After discussing my situation with my Dutch GP and insurance company, I now have a referral to a Dutch migraine clinic. And so I am hoping to receive insurance coverage for my Botox injections. But that’s still a few weeks away, so at the end of September I went back to London to see my family and get my scheduled treatment there (privately). My clinician – a rather famous plastic eye surgeon -- explained that while I am only allowed to receive the Botox every three months, it’s quite normal that the effect does not last as long. (She also said, that it could vary quite a bit.) Because she knows my wife, she only charges me the cost of the Botox.
While my cosmetic surgeon in Bloemendaal was putting the sutures in, I asked him if he also treats migraine with Botox. He said it was a small part of his practice, but would be willing to help me if I needed it since I was his patient anyway. I asked him for his fees. He gave a number that was equivalent of the cost price in London. When he realized this was the case, I kind of regretted my timing because I felt his stitching of the sutures had lost some of its seamless elegance. But by the time he was done with them his cheer had returned.

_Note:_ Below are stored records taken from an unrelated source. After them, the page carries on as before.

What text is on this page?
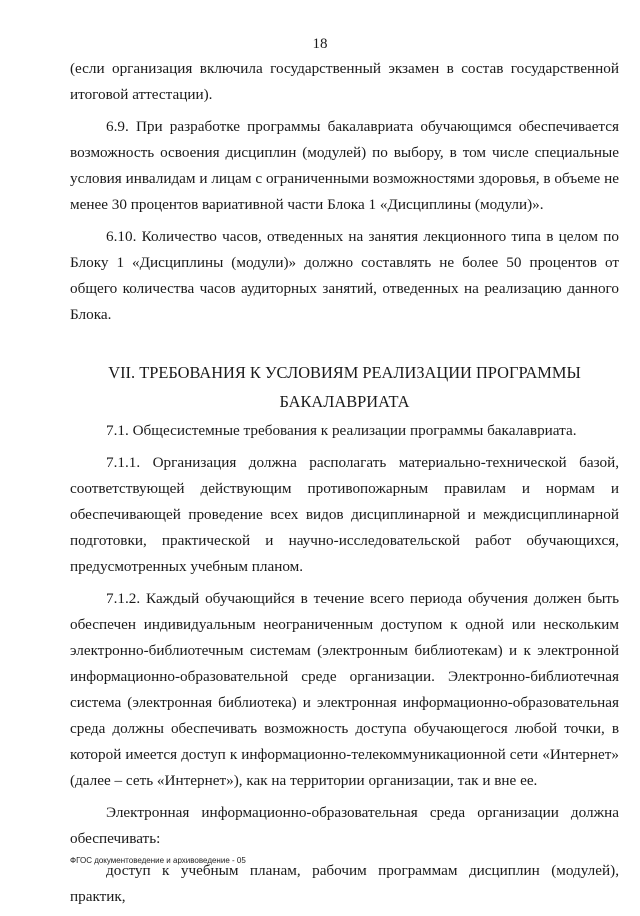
18

(если организация включила государственный экзамен в состав государственной итоговой аттестации).

6.9. При разработке программы бакалавриата обучающимся обеспечивается возможность освоения дисциплин (модулей) по выбору, в том числе специальные условия инвалидам и лицам с ограниченными возможностями здоровья, в объеме не менее 30 процентов вариативной части Блока 1 «Дисциплины (модули)».

6.10. Количество часов, отведенных на занятия лекционного типа в целом по Блоку 1 «Дисциплины (модули)» должно составлять не более 50 процентов от общего количества часов аудиторных занятий, отведенных на реализацию данного Блока.

VII. ТРЕБОВАНИЯ К УСЛОВИЯМ РЕАЛИЗАЦИИ ПРОГРАММЫ
БАКАЛАВРИАТА

7.1. Общесистемные требования к реализации программы бакалавриата.

7.1.1. Организация должна располагать материально-технической базой, соответствующей действующим противопожарным правилам и нормам и обеспечивающей проведение всех видов дисциплинарной и междисциплинарной подготовки, практической и научно-исследовательской работ обучающихся, предусмотренных учебным планом.

7.1.2. Каждый обучающийся в течение всего периода обучения должен быть обеспечен индивидуальным неограниченным доступом к одной или нескольким электронно-библиотечным системам (электронным библиотекам) и к электронной информационно-образовательной среде организации. Электронно-библиотечная система (электронная библиотека) и электронная информационно-образовательная среда должны обеспечивать возможность доступа обучающегося любой точки, в которой имеется доступ к информационно-телекоммуникационной сети «Интернет» (далее – сеть «Интернет»), как на территории организации, так и вне ее.

Электронная информационно-образовательная среда организации должна обеспечивать:

доступ к учебным планам, рабочим программам дисциплин (модулей), практик,

ФГОС документоведение и архивоведение - 05
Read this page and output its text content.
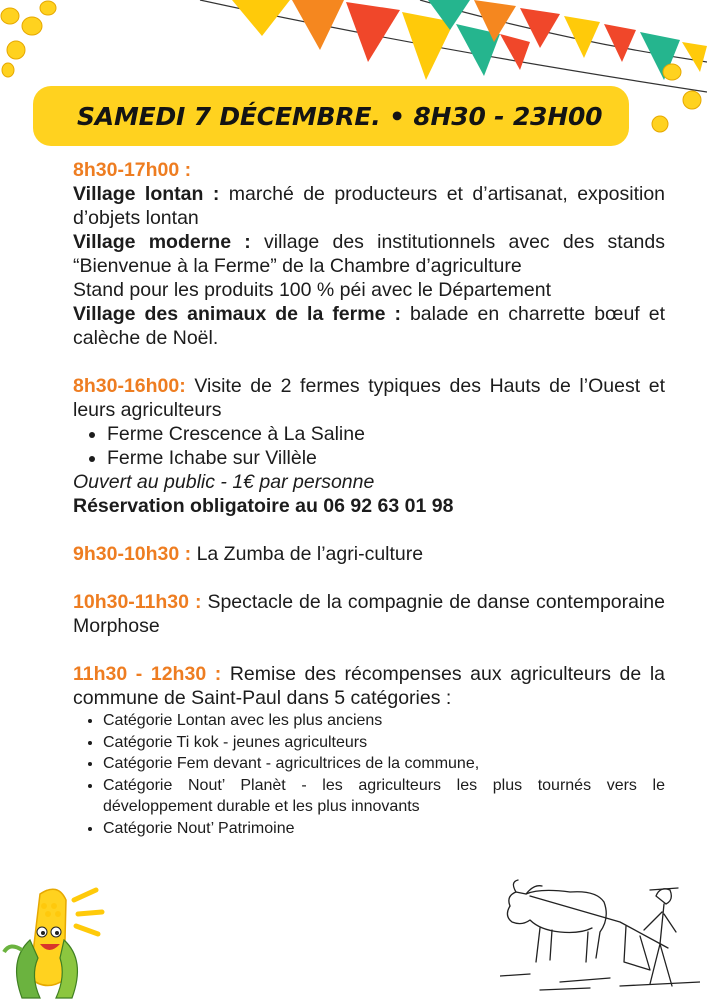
SAMEDI 7 DÉCEMBRE. • 8H30 - 23H00

8h30-17h00 :

Village lontan : marché de producteurs et d’artisanat, exposition d’objets lontan

Village moderne : village des institutionnels avec des stands “Bienvenue à la Ferme” de la Chambre d’agriculture

Stand pour les produits 100 % péi avec le Département

Village des animaux de la ferme : balade en charrette bœuf et calèche de Noël.

8h30-16h00: Visite de 2 fermes typiques des Hauts de l’Ouest et leurs agriculteurs

• Ferme Crescence à La Saline
• Ferme Ichabe sur Villèle

Ouvert au public - 1€ par personne

Réservation obligatoire au 06 92 63 01 98

9h30-10h30 : La Zumba de l’agri-culture

10h30-11h30 : Spectacle de la compagnie de danse contemporaine Morphose

11h30 - 12h30 : Remise des récompenses aux agriculteurs de la commune de Saint-Paul dans 5 catégories :

• Catégorie Lontan avec les plus anciens
• Catégorie Ti kok - jeunes agriculteurs
• Catégorie Fem devant - agricultrices de la commune,
• Catégorie Nout’ Planèt - les agriculteurs les plus tournés vers le développement durable et les plus innovants
• Catégorie Nout’ Patrimoine
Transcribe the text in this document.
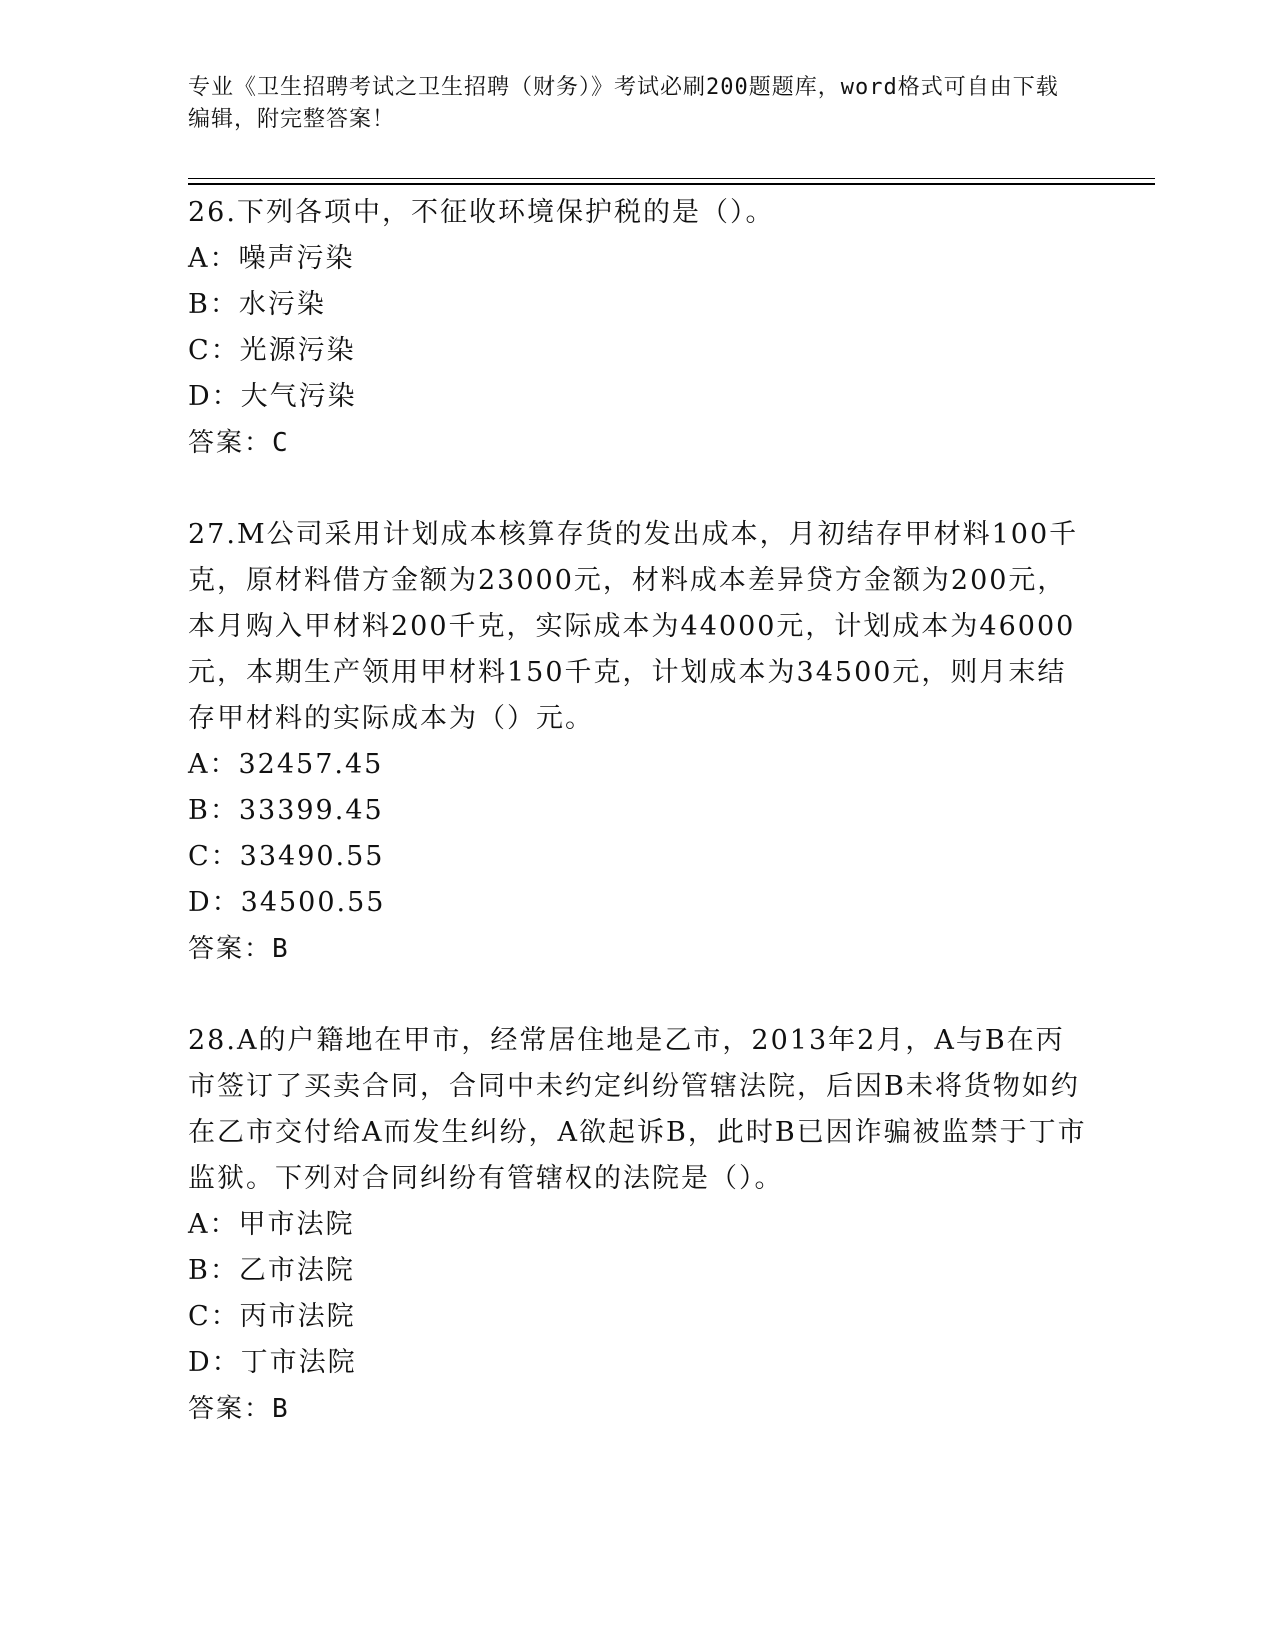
专业《卫生招聘考试之卫生招聘（财务）》考试必刷200题题库，word格式可自由下载编辑，附完整答案！

26.下列各项中，不征收环境保护税的是（）。

A：噪声污染

B：水污染

C：光源污染

D：大气污染

答案：C

27.M公司采用计划成本核算存货的发出成本，月初结存甲材料100千克，原材料借方金额为23000元，材料成本差异贷方金额为200元，本月购入甲材料200千克，实际成本为44000元，计划成本为46000元，本期生产领用甲材料150千克，计划成本为34500元，则月末结存甲材料的实际成本为（）元。

A：32457.45

B：33399.45

C：33490.55

D：34500.55

答案：B

28.A的户籍地在甲市，经常居住地是乙市，2013年2月，A与B在丙市签订了买卖合同，合同中未约定纠纷管辖法院，后因B未将货物如约在乙市交付给A而发生纠纷，A欲起诉B，此时B已因诈骗被监禁于丁市监狱。下列对合同纠纷有管辖权的法院是（）。

A：甲市法院

B：乙市法院

C：丙市法院

D：丁市法院

答案：B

Anyway, it’s been three weeks since my last Botox. And I am cautiously optimistic it’s working again. For despite the stress and sleep deprivation of the past week, I had no migraines. It would be nice to have another month or two of that. So fingers crossed. As it happens my flight is about to cross the Andes, so it’s a good moment to finish before the turbulence starts.
I was really worried for you reading the title of this post, but it sounds like basal cell carcinoma, which has a very good prognosis. Super-common here in Oz, 30% have had it, including me.
My GP experience went the other way - he diagnosed the tumour on my scalp as melanoma, which is pretty much a death sentence in that location. I had to wait a week to see the dermatologist, and rushed out to tell my wife the good news "I've got a basal cell carcinoma", which left her initially flummoxed.